The Effect of Information on Employee Evaluation in the United States
Principals are responsible for evaluating teachers to improve student outcomes. However, information gathering can be both subjective and costly. Researchers evaluated the effect of distributing “value-added” teacher evaluations to principals in New York City. Their findings suggest that principals found the reports useful and used them to inform their overall perceptions of teacher effectiveness.
Teachers are constantly evaluated by principals, but these evaluations may be based on imperfect information. Information-gathering costs principals time and money, and the process itself may lack rigor and objectivity.
In their role as employers and evaluators, principals observe and critique teachers, allocate training and development resources, and ultimately decide if and how they will employ teachers at their schools. Economic research provides substantial support for distributing standardized teacher performance reports to principals to help them make these managerial decisions.
Studies suggest that productivity varies greatly across teachers, and that principals play an important organizational role in ensuring student achievement. In spite of principals’ substantial influence on the education system, little research to date has examined principals’ perceptions of teachers, as well as the avenues by which to inform those perceptions.
Context of the evaluation
Researchers focused their study on New York City principals. A baseline teacher evaluation revealed that principals generally approve of their staff – three-quarters of teachers received an above-median rating. Principals reported formally observing teachers an average 2.2 times the previous school year, with around 6.4 total observations per teacher.
Descriptive data also suggest that principals believed they could objectively evaluate teachers; more than three-quarters of principals strongly agreed with the statement: “I know who the more and less effective teachers are in my school.”
At the same time, less than half agreed with the statement: “Anyone can learn to be an effective teacher.” This suggests that principals had strong prior perceptions about teachers, and that principals did not believe training could help all teachers.
Details of the intervention
In 2007, the New York City Department of Education enacted a suite of policies to give principals more decision-making power to improve student performance. The Department also instituted a new accountability system that, depending on school performance, could result in principal bonuses of up to $25,000 or dismissal.
To assist principals with their newfound autonomy and responsibility, the Department also offered them the opportunity to receive teacher “value-added” (i.e. impacts on student test scores) estimates. Each teacher was compared to “peer” teachers citywide, with similar levels of teaching experience working in classrooms with similar student composition.

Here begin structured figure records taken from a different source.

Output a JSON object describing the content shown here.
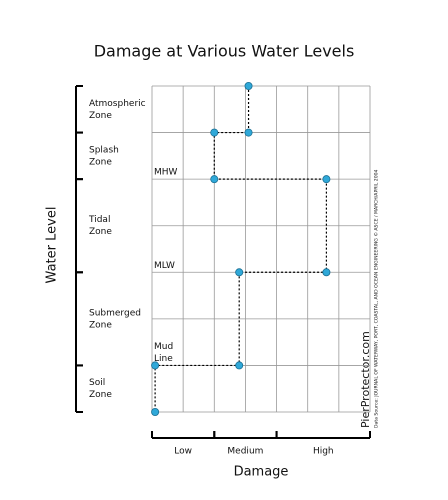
{
  "chart_data": {
    "type": "line",
    "title": "Damage at Various Water Levels",
    "x_label": "Damage",
    "y_label": "Water Level",
    "x": [
      3.1,
      3.1,
      2,
      2,
      5.6,
      5.6,
      2.8,
      2.8,
      0.1,
      0.1
    ],
    "values": [
      7,
      6,
      6,
      5,
      5,
      3,
      3,
      1,
      1,
      0
    ],
    "color": "#2fa8d8",
    "xlim": [
      0,
      7
    ],
    "ylim": [
      0,
      7
    ],
    "xticks": [
      0,
      1,
      2,
      3,
      4,
      5,
      6,
      7
    ],
    "yticks": [
      0,
      1,
      2,
      3,
      4,
      5,
      6,
      7
    ],
    "grid": true,
    "x_ranges": [
      {
        "label": "Low",
        "range": [
          0,
          2
        ]
      },
      {
        "label": "Medium",
        "range": [
          2,
          4
        ]
      },
      {
        "label": "High",
        "range": [
          4,
          7
        ]
      }
    ],
    "zones": [
      {
        "label": [
          "Atmospheric",
          "Zone"
        ],
        "range": [
          6,
          7
        ]
      },
      {
        "label": [
          "Splash",
          "Zone"
        ],
        "range": [
          5,
          6
        ]
      },
      {
        "label": [
          "Tidal",
          "Zone"
        ],
        "range": [
          3,
          5
        ]
      },
      {
        "label": [
          "Submerged",
          "Zone"
        ],
        "range": [
          1,
          3
        ]
      },
      {
        "label": [
          "Soil",
          "Zone"
        ],
        "range": [
          0,
          1
        ]
      }
    ],
    "levels": [
      {
        "label": [
          "MHW"
        ],
        "value": 5
      },
      {
        "label": [
          "MLW"
        ],
        "value": 3
      },
      {
        "label": [
          "Mud",
          "Line"
        ],
        "value": 1
      }
    ],
    "brand": "PierProtector.com",
    "source": "Data Source: JOURNAL OF WATERWAY, PORT, COASTAL, AND OCEAN ENGINEERING © ASCE / MARCH/APRIL 2004"
  }
}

Researchers collaborated with the Department to design a randomized evaluation around the 223 principals who completed a baseline survey in August 2007 which solicited principals’ evaluations of their teachers. Of the 223, researchers grouped principals based on school configuration (elementary, middle, and kindergarten through eighth grade) and randomly selected 112 to receive value-added reports, conditional on the principal’s attendance at a training session organized by the researchers. The remaining principals received no information and served as the control group.
In May 2008, after the intervention, researchers again surveyed principals on their evaluations of teachers to determine to what extent and how the reports had been used.
Results and policy lessons
Principals found reports useful and changed their evaluations accordingly.
Program take-up: Principals provided largely correct answers to survey questions testing their understanding of the reports, and 85 percent rated reports as either “useful” or “very useful.”
Perceptions: Principals’ prior teacher perceptions were more in line with valued-added information when they had supervised the teacher for a longer period of time. Additionally, principals were more likely to change their evaluations in response to value-added estimates if their prior perceptions proved imprecise. This suggests that value-added estimates provide principals with useful, but not overly influential information.
Turnover and student achievement: Researchers also observed some instances of more exiting by teachers with lower value-added estimates, as well as marginal improvements in student test scores within the treatment group. However, these results are not statistically significant.
These results suggest that standardized teacher performance data are useful, and that government provision of evaluations can help overcome otherwise costly information gathering.